Tomada em sentido histórico,
a sofística se tornou uma corrente filosófica organizada por mestres de
retórica e da cultura coletiva que exerceram forte presença sobre as condições
político-sociais grega.
É importante compreendermos
que a sofística não ocupa um espaço na história como escola filosófica, mas sim
de uma propensão abstrata devido às exigências de sua profissão, onde seus
princípios podem ser assim sintetizados no interesse filosófico direcionado ao
homem e a seus problemas, tal como em Sócrates; no conhecimento que condensa-se
à opinião e o bem ao préstimo; na escora da relatividade da verdade e dos
valores éticos, que alteram-se segundo o lugar e o tempo; e na objeção entre
natureza e lei, onde na natureza sobrepuja-se o direito do mais forte
(ABBAGNANO, 2005).
O CONCEITO DE SOFÍSTICA NA GRÉCIA ANTIGA
Aproximadamente no século 4
a.C. ainda não havia uma convenção difundida sobre o significado de termos como
“sofia”, “sofística” ou “filosofia”. Os termos sofía (sabedoria) e sofós
(sábio) aplicavam-se, respectivamente, em algum ramo de atividade e a um saber
propriamente dito, a alguém que tinha uma determinada mestria. Da medicina à
navegação, o sofós e sua sofía estavam fixados à vida comum e aos
mecanismos ou aptidões primordiais para torná-la concebível.
Espontaneamente, na
antiguidade clássica designavam-se sábios os homens detentores de cultura,
tanto filósofos quanto sofistas recebiam tal vulgo, pois, ambos, desempenhavam
um grande papel na formação do homem grego.

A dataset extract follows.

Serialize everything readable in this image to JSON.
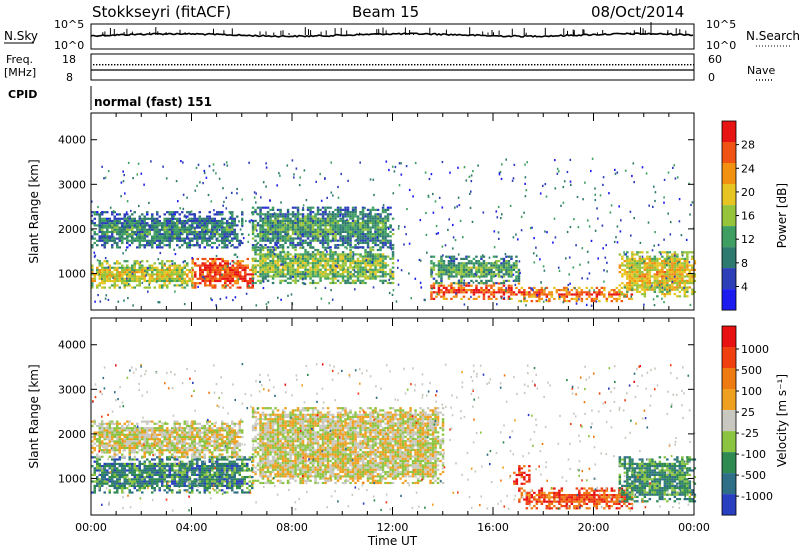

Em suas origens, na Grécia antiga, o vocábulo sofista era
utilizado para designar a quem se mostrava sábio em alguma atividade. Podia ser
na filosofia, na poesia, na música ou na adivinhação, por isso, um sofista era
um mestre da sabedoria, e alguém que se propunha a fazer sábio quem recebesse
seus ensinamentos. Homens célebres como os sete sábios da Grécia foram chamados
de sofistas, implicando com um profundo reconhecimento da sua condição de
homens excepcionais. (LOPÈZ, 1996, p. 251).
Pitágoras, filósofo e
matemático do século VI a.C, foi quem propôs trocar o nome de sábio pelo de
filósofo, ou amigo do saber, a fim de evitar confundi-los com os demais ditos
“sábios” (ABBAGNANO, 2007).
PLATÃO: CONDENADOR DOS SOFISTAS
Platão foi quem primeiro
colocou os sofistas diante de uma análise crítica propriamente filosófica. Mas,
afinal de contas, por que Platão não considerava os sofistas como sendo
autenticamente sábios? Em quase toda a obra platônica encontramos a resposta,
mas, porém, bastamo-nos aqui as críticas encontradas no diálogo denominado Sofista.
A crítica que Platão faz aos sofistas é fundamentalmente pelo fato de ensinarem
como alcançar um determinado fim, visando apenas o dinheiro e deixando de lado
os aspectos morais. Nessa linha, Platão acusa-os de sobrelevar o aparente sobre
o real.
No Sofista, desenvolve-se
todo um diálogo em torno da questão do não-ser, para que, através do método
dialético seja possível encontrar verdadeiramente a definição do sofista e no que
ele difere do filósofo e do político. Para tanto, Platão propôs seis definições
altamente capazes - segundo o ateniense - a fim de caracterizar os grandes
oradores, das quais, apresentaremos - visto ser o suficiente - quatro:
1°) que o sofista é aquele que, com o pretexto de ensinar, busca o lucro e
dinheiro; 2°) o sofista é aquele que comercializa o ensino das virtudes; 3°)
que utiliza o método erístico que deve purificar a alma de toda ignorância como
uma forma de comércio; e, por fim, 6°) como refutador que mostra ao ignorante
as suas contradições e falta de fundamentos em suas palavras. Assim, também nos
diz Cassan:
Do conjunto dos diálogos de Platão se destaca então a figura
doravante tradicional da sofística. Ela é desconsiderada em todos os planos.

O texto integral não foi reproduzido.